PhD diary #10: 05/09/2016

I've fallen rather behind on these "monthly" updates over the past few months. Consequently, I will try to write a few posts in the next few weeks to catch up (before I come to the end of the first year of my PhD).

There are several reasons for this un-prolific spell. Principally, the writing of my first chapter has turned out to be a rather more mountainous endeavour than I had anticipated.

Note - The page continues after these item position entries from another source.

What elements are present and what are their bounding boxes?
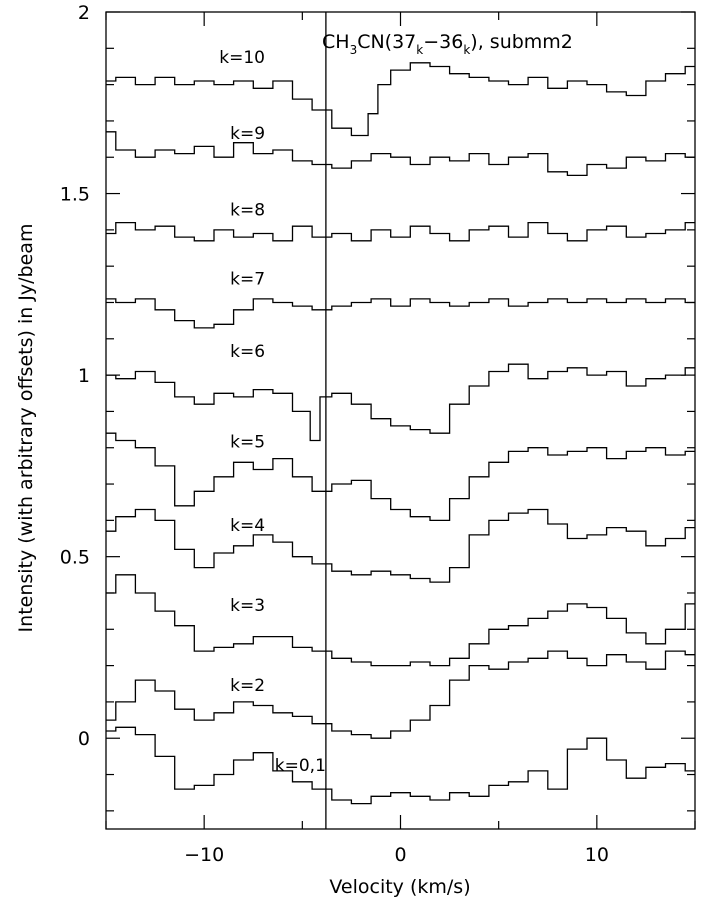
plot-frame [105, 11, 696, 830]
spectrum-line [106, 131, 695, 177]
series-label: k=2 [230, 676, 265, 696]
y-axis-title: Intensity (with arbitrary offsets) in Jy… [15, 224, 37, 633]
spectrum-line [106, 221, 695, 242]
spectrum-line [106, 508, 695, 583]
plot-area: −10 0 10 0 0.5 1 1.5 2 k=10 k=9 k=8 k=7 k=6 k=5 k=4 k=3… [60, 2, 696, 866]
y-tick-label: 1.5 [60, 184, 90, 206]
spectrum-line [106, 726, 695, 805]
y-tick-label: 1 [78, 365, 90, 387]
series-label: k=0,1 [275, 756, 326, 776]
y-tick-label: 0.5 [60, 547, 90, 569]
spectrum-line [106, 298, 695, 329]
spectrum-line [106, 574, 695, 667]
x-tick-label: 0 [394, 844, 406, 866]
spectrum-line [106, 432, 695, 522]
series-label: k=9 [230, 124, 265, 144]
spectrum-line [106, 62, 695, 137]
x-axis-title: Velocity (km/s) [329, 876, 470, 898]
series-label: k=10 [219, 48, 265, 68]
y-tick-label: 0 [78, 728, 90, 750]
x-tick-label: −10 [184, 844, 224, 866]
series-label: k=3 [230, 596, 265, 616]
spectrum-line [106, 363, 695, 442]
chart-title: CH3CN(37k−36k), submm2 [322, 31, 573, 57]
series-label: k=5 [230, 433, 265, 453]
series-label: k=8 [230, 200, 265, 220]
series-label: k=6 [230, 342, 265, 362]
series-label: k=7 [230, 269, 265, 289]
spectrum-line [106, 650, 695, 739]
y-tick-label: 2 [78, 2, 90, 24]
x-tick-label: 10 [585, 844, 609, 866]
series-label: k=4 [230, 516, 265, 536]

As last I wrote, I was in the process of collating and condensing my notes, annotations, plans and ideas in anticipation of putting pen to paper (so to speak). What I had underestimated – in a good way, really – is just how much material I had amassed over recent months. The sheer scale of information is difficult to either organise or cognise. However, going back over everything also revealed to me, or reminded me of, various things that I should have also read and digested! The weaving strands continue to extend and spiral ever outwards.

With all that, it also became quite apparent that the < 20,000 word aim for this chapter was hopelessly lowballing it. I really have no idea, at this point, how long it will end up being. Fortunately, however, this shouldn't be a major issue for the thesis. I have my starting point, I know how the narrative develops, I may simply not get as far as I had originally intended (before either running out of time or, more likely, hitting the word limit).

The basic purpose of the thesis remains more or less the same as it has been in the past: to narrate the genesis of "environment" (and its cognates) as an aesthetic, scientific, philosophical and political concept (or, rather, set of concepts), starting in the late 18th century. This, I hasten to add, is in no way the earliest point at which such a narrative could begin. On the contrary, it is rather the latest point, I think, at which this narrative, as I wish to write it, can begin.

And so, the original plan to bring things right up to the present may be unrealistic (at least for the thesis, hopefully not in the long-term). However, I am really pleased with how it is all coming together. The plot is unsummarisable but the threads do, in the end, mesh together.